Florida officials warned of “potentially widespread” fuel contamination across the state’s Gulf Coast that could damage car engines and increase the chances of drivers getting stranded as Tropical Storm Idalia approaches.

Fuel purchased from more than two dozen Citgo-supplied gas stations after 10 a.m. Saturday has a high chance of being contaminated by “human error,” the Florida Department of Agriculture and Consumer Services said in an alert on Sunday afternoon.

The contamination happened after workers at Citgo, which supplies fuel to the greater Tampa area, accidentally switched diesel and gasoline in a shipment to stations on Saturday. Citgo published a list of the 29 stations believed to have received the contaminated fuel, including some as far south as Fort Myers and as far north as Brooksville.

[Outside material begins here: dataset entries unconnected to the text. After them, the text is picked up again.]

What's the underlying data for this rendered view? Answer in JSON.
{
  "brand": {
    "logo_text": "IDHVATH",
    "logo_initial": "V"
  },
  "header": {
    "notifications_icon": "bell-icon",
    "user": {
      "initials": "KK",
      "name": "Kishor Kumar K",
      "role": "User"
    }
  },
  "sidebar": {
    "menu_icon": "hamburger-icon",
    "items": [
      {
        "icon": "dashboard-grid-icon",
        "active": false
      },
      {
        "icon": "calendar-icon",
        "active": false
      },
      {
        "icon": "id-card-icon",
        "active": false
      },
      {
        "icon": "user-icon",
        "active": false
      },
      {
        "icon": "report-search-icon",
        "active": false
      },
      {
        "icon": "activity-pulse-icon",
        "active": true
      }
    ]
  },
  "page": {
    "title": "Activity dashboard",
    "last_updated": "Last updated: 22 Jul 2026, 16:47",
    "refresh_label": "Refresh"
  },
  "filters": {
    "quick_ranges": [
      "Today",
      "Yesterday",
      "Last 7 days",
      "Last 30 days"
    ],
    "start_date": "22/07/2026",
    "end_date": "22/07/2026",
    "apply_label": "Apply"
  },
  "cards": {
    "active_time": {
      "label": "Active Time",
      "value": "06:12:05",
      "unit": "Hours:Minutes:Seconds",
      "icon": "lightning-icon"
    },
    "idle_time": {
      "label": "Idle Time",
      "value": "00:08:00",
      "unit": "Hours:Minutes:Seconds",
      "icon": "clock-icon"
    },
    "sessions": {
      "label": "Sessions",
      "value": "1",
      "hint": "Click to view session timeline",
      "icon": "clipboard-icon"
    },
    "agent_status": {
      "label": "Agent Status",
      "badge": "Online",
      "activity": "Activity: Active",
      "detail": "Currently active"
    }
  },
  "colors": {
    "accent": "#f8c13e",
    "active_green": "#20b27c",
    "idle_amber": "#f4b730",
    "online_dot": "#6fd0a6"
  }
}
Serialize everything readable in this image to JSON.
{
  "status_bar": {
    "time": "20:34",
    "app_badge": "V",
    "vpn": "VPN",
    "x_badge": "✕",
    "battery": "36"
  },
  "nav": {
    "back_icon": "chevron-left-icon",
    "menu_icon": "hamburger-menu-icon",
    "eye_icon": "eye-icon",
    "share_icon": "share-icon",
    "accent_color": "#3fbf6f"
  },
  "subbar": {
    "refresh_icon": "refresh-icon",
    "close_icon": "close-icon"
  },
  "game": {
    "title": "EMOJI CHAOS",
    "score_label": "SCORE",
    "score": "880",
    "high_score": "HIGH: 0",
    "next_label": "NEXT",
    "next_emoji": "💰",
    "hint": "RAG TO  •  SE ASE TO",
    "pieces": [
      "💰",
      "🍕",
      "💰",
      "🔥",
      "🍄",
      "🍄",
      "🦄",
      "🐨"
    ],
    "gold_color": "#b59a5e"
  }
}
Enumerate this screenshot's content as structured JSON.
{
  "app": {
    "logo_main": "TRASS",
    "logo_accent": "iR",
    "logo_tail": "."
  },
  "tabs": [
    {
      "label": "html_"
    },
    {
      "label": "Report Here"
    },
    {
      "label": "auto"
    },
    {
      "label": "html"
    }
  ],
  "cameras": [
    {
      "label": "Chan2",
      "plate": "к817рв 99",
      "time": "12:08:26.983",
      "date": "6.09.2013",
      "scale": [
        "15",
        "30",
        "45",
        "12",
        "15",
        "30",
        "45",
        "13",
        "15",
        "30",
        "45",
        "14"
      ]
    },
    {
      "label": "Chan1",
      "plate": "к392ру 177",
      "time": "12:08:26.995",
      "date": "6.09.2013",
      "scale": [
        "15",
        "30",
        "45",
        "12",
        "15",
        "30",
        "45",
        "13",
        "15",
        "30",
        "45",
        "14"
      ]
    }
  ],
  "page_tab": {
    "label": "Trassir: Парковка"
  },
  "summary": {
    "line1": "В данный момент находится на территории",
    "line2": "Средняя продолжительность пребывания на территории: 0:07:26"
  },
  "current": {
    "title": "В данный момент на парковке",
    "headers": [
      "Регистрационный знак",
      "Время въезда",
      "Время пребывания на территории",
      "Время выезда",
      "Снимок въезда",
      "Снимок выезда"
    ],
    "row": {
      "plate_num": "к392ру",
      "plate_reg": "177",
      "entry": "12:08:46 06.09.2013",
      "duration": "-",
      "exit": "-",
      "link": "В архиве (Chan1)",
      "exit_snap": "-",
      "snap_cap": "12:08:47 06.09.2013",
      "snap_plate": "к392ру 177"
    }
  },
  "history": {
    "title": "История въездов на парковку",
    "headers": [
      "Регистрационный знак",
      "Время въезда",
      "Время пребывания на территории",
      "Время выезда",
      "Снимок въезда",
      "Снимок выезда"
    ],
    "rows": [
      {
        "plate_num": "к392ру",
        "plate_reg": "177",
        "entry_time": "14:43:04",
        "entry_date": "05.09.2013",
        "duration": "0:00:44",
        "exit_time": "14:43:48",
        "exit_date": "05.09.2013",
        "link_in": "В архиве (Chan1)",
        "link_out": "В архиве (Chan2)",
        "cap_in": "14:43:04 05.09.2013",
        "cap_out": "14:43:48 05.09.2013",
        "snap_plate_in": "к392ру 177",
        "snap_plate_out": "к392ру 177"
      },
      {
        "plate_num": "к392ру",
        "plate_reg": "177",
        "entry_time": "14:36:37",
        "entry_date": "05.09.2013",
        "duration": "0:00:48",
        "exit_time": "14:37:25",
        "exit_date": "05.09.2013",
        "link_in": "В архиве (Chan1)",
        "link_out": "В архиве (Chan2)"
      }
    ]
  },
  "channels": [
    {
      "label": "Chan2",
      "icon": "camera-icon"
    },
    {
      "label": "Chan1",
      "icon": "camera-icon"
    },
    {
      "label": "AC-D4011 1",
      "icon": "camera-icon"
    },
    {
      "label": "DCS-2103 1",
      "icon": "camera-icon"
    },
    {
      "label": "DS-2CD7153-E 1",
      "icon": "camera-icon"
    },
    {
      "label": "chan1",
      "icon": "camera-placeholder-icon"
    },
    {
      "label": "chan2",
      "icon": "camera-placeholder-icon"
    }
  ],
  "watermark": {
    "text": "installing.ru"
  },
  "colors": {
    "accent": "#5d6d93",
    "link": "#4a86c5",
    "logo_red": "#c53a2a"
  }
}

Contaminated gasoline and diesel “have the potential of causing engine damage or affecting operability,” leading to vehicle failures, the alert said. Generators used in the case of storm-related power outages could also be affected.

In the alert, Florida Department of Agriculture and Consumer Services said it has asked impacted stations to stop selling gas until all contaminated fuel is replaced and tanks cleaned. The agency and Citgo did not immediately respond to an inquiry Sunday evening.

Gov. Ron DeSantis (R-Fla.) on Aug. 27 told residents in certain parts of Florida to expect power loss once Tropical Storm Idalia makes landfall. (Video: Reuters)

The announcement came after Gov. Ron DeSantis (R) declared an emergency as the state prepares for Tropical Storm Idalia, which forecasters predict will become a formidable hurricane and make landfall Tuesday into Wednesday.

Hurricane watch issued for Florida Gulf Coast as Idalia gains strength

“You’re going to have people potentially just stuck on the side of the road. I mean, if you fill up your tank with diesel and then you start driving it, it’s not going to end well. So that is a concern,” DeSantis said at a news conference Sunday afternoon.

He said authorities were releasing a list of the affected stations so that anyone who filled up there would know “they probably don’t want to drive their car.” Citgo said anyone concerned they may have been affected can initiate a claim on its website.

The state generally advises residents to keep gas tanks at least half-full during hurricane season to prevent long lines and shortages during evacuations.

The state government has launched an investigation into the fuel contamination, DeSantis said.

State authorities have waived size, weight and hour restrictions of fuel trucks to “get resources into the state as quickly and efficiently as possible,” Kevin Guthrie, executive director of the Florida Division of Emergency Management, said at the news conference alongside DeSantis.

Guthrie added that they are also coordinating with petroleum retailers, ports and all additional stakeholders to “ensure that this disruption won’t be widespread and that residents can have seamless access to fuel.”

A spokeswoman for Port Tampa Bay, where the contaminated fuel was distributed, clarified that Citgo’s operations are “not under the purview of the port’s authority or oversight,” even though some of their fuel terminals are physically within the port.

The port is in contact with five partner fuel terminal operators and has been “assured they are prepared to deliver fuel and support consumers” despite the storm, Port Tampa Bay spokeswoman Lisa Wolf-Chason said in an email.